Invites can be very simple, if we make several dubious assumptions:
- The inviter is port forwarded, their IP doesn't change before the invite is 
used, and they are online at the time the invite is used.

Hence:
- The invite is IP, port, password. MUST be exchanged out of band, but it's 
short enough that that isn't a big deal.
- Password can be short because we only use it once.
- TLS-SRP provides password-based encryption setup for HTTP. So we run an HTTPS 
server with TLS-SRP.
- The HTTPS server provides the executable, including noderefs etc.

This might be useful for the limited cases where it works, which hopefully is a 
significant number of people. But IMHO we can extend it.

We should look at TURN, apparently there are TURN servers out there, in spite 
of their inevitable abuse; and other automatic port forwarding tools (e.g. 
Bonjour). Providing a customised HOWTO for your specific router is probably not 
feasible, although portforward.com does provide a generic guide for just about 
every router on the planet; we can link this (and maybe recommend people use 
tor to view it).

However, lets assume we still have difficulties forwarding ports. If the 
executable is signed by FPI, we can use a friend of the inviter if the inviter 
himself/herself isn't port forwarded. This would require more interaction:
- The inviter generates an IP:port:password pair.
- The invitee uses this to connect to the friend of the inviter.
- The invitee downloads the Freenet executable, verifies the signature and 
installs it.
- The Freenet installation should not silently accept any noderefs included.
- The installation checks for invite noderefs.
- The invite noderef file contains a primary invite noderef (the person they 
downloaded it from), which may or may not have a flag indicating that they 
don't know the user, and a list of secondary invites, which may or may not be 
port forwarded (this is indicated too).
- Normally these will be the original inviter and some of their friends.
- Freenet asks the user "Do you know these Freenet users?" (checkboxes).
- We immediately make temporary connections to all the non-port-forwarded 
nodes, if necessary using connected nodes to exchange IP addresses with 
unconnected nodes.
- If the user accepts an invite, we do an out-of-band password verification 
protocol, and upgrade to a full darknet peer. Note that this can be postponed, 
so should not rely on the primary invite; so we need some support for FOAF 
connections.
- The out-of-band verification is not necessary with the node the exe was 
downloaded from.

Trust issues with the executable:
- HTTPS ensures that the executable hasn't been tampered with. However, the 
friend providing it may be malicious, computer illiterate, or running a 
corrupted build they got from another friend. Trusting your friend is not 
necessarily enough here IMHO.
- Therefore we want to verify the signature from FPI as well.
- So we need to provide a zip file, containing the exe, AND the noderefs. 
Windows can then verify the signature on the exe.
- We could have the server provide a detailed HOWTO. The problem with this is 
that users are likely to follow it. So if the server is malicious, they may 
follow malicious instructions. Look at e.g. the failure of electronic voting 
systems because people enter codes they are only supposed to use for 
verification.

So we are still dependant on the centralised code signing PKI. (Right now we 
don't sign our executables). Which will be a problem if Freenet goes 
underground. This seems to be unavoidable in the light of the first point above.

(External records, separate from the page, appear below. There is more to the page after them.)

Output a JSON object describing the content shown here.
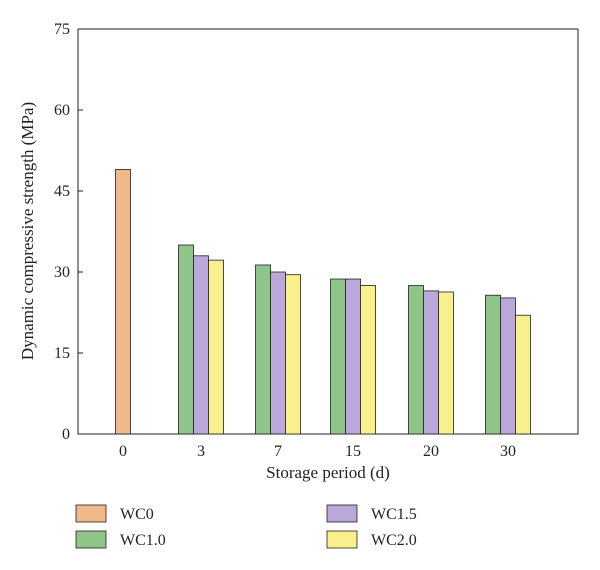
{
  "chart_data": {
    "type": "bar",
    "title": "",
    "xlabel": "Storage period (d)",
    "ylabel": "Dynamic compressive strength (MPa)",
    "ylim": [
      0,
      75
    ],
    "yticks": [
      "0",
      "15",
      "30",
      "45",
      "60",
      "75"
    ],
    "categories": [
      "0",
      "3",
      "7",
      "15",
      "20",
      "30"
    ],
    "grid": false,
    "legend": "bottom",
    "series": [
      {
        "name": "WC0",
        "color": "#f0b98a",
        "values": [
          49.0,
          null,
          null,
          null,
          null,
          null
        ]
      },
      {
        "name": "WC1.0",
        "color": "#8fc589",
        "values": [
          null,
          35.0,
          31.3,
          28.7,
          27.5,
          25.7
        ]
      },
      {
        "name": "WC1.5",
        "color": "#b9a8d9",
        "values": [
          null,
          33.0,
          30.0,
          28.7,
          26.5,
          25.2
        ]
      },
      {
        "name": "WC2.0",
        "color": "#f8f08a",
        "values": [
          null,
          32.2,
          29.5,
          27.5,
          26.3,
          22.0
        ]
      }
    ]
  }
}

Note that much of this has been proposed previously by various people.

We've also discussed QR codes:

QR codes might work for the case where we are installing Freenet, if we can 
encode a URL by IP address in a QR code readable by a standard smartphone. We 
would likely need a password printed separately to the QR code for the user to 
type in; TLS-SRP happens before we know the URL AFAICS??

There is no point encoding multiple IP addresses into a QR code if it can only 
be read by Freenet! We could however provide several QR codes using different 
nodes. Each would need a separate printed password, and if we want to avoid a 
phone call, we could then have a separate password at the bottom to be used on 
setup. This would be rather distinctive and therefore a physical security risk 
- but on the other hand, a QR code to a numeric IP address and port isn't 
common either.

If the user already has Freenet, IP+port+password is enough, and it might be 
best to be consistent, but it might not work in the absence of port forwarding; 
inserting to a KSK would be better. We could probably fit enough data into a QR 
code to include the KSK as well as the IP and port, so make it usable for 
either case.

One fundamental problem with QR codes is they're primarily read by phones and 
tablets, which can't realistically run Freenet.